Many were sad when the mastermind behind so many amazing films retired, so, last year, when he announced his comeback, fans were excited. Miyazaki has reported that he will be returning to create one more film before closing the door on his creations. During an interview, Miyazaki talked about the new movie, and how it is based on the novel from 1937, How Do You Live? Limited details on Miyazaki’s newest project have been released to the public, but the producer of Studio Ghibli, Toshio Suzuki, described it as a “fantasy on a grand scale.” 

As everyone waits patiently for another one of Miyazaki’s magical worlds, Hastings High School’s film teacher, Peter Scotch, shared  his opinion on Miyazaki’s work.

“Obviously there are different kinds of animated films,” said Mr. Scotch. “His, I believe, are all hand drawn. That production time and energy is so much more labor intensive because the renderings are all done by hand. If you think about what it takes to make an image move, and how subtle the motions must be from one frame to the next, it takes a lot more patience. It is a real art form in itself.” 

Mr. Scotch went on to say that Miyazaki’s work is notable for its powerful, surprising storytelling: “I think that that is the thing that everybody focuses on. The worlds that he creates are both very literal, metaphysical, and magical.

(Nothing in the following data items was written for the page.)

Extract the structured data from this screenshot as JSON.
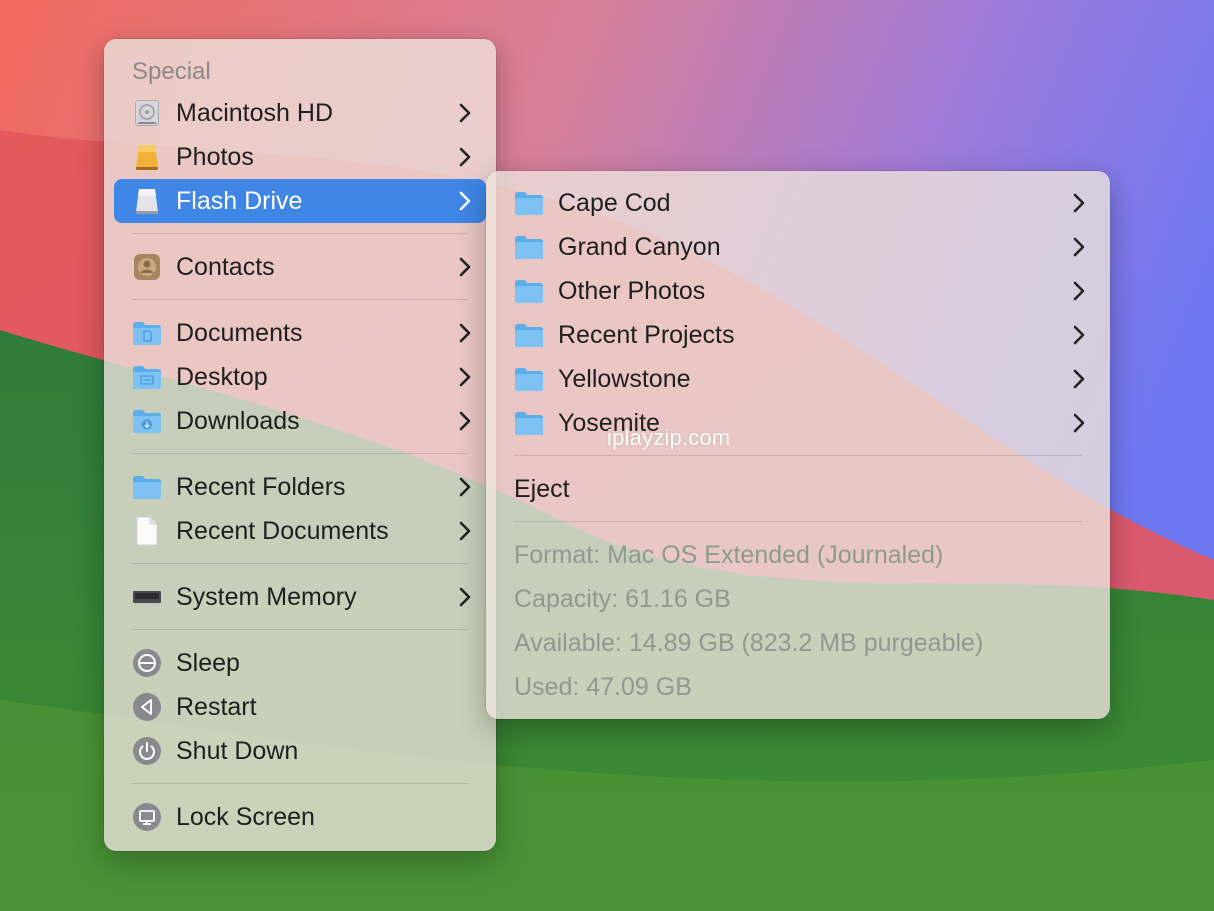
{
  "main_menu": {
    "section_header": "Special",
    "items": {
      "macintosh_hd": "Macintosh HD",
      "photos": "Photos",
      "flash_drive": "Flash Drive",
      "contacts": "Contacts",
      "documents": "Documents",
      "desktop": "Desktop",
      "downloads": "Downloads",
      "recent_folders": "Recent Folders",
      "recent_documents": "Recent Documents",
      "system_memory": "System Memory",
      "sleep": "Sleep",
      "restart": "Restart",
      "shut_down": "Shut Down",
      "lock_screen": "Lock Screen"
    },
    "selected_item": "Flash Drive"
  },
  "submenu": {
    "folders": [
      "Cape Cod",
      "Grand Canyon",
      "Other Photos",
      "Recent Projects",
      "Yellowstone",
      "Yosemite"
    ],
    "eject": "Eject",
    "info": {
      "format": "Format: Mac OS Extended (Journaled)",
      "capacity": "Capacity: 61.16 GB",
      "available": "Available: 14.89 GB (823.2 MB purgeable)",
      "used": "Used: 47.09 GB"
    }
  },
  "watermark": "iplayzip.com",
  "colors": {
    "selection": "#3f86e6",
    "folder": "#5eb3ef",
    "info_text": "#8f9a8e"
  }
}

They are quite real, imaginable, tangible, but then they just explode into something completely different.” 

“A lot of the films that I have seen” said Mr. Scotch, “deal with youth and innocence, and the struggle of these people to kind of control the world around them, to bring some kind of order, to save others, often adults. I think [Miyazaki] respects the vision, experiences, and the life of youth more than other filmmakers.”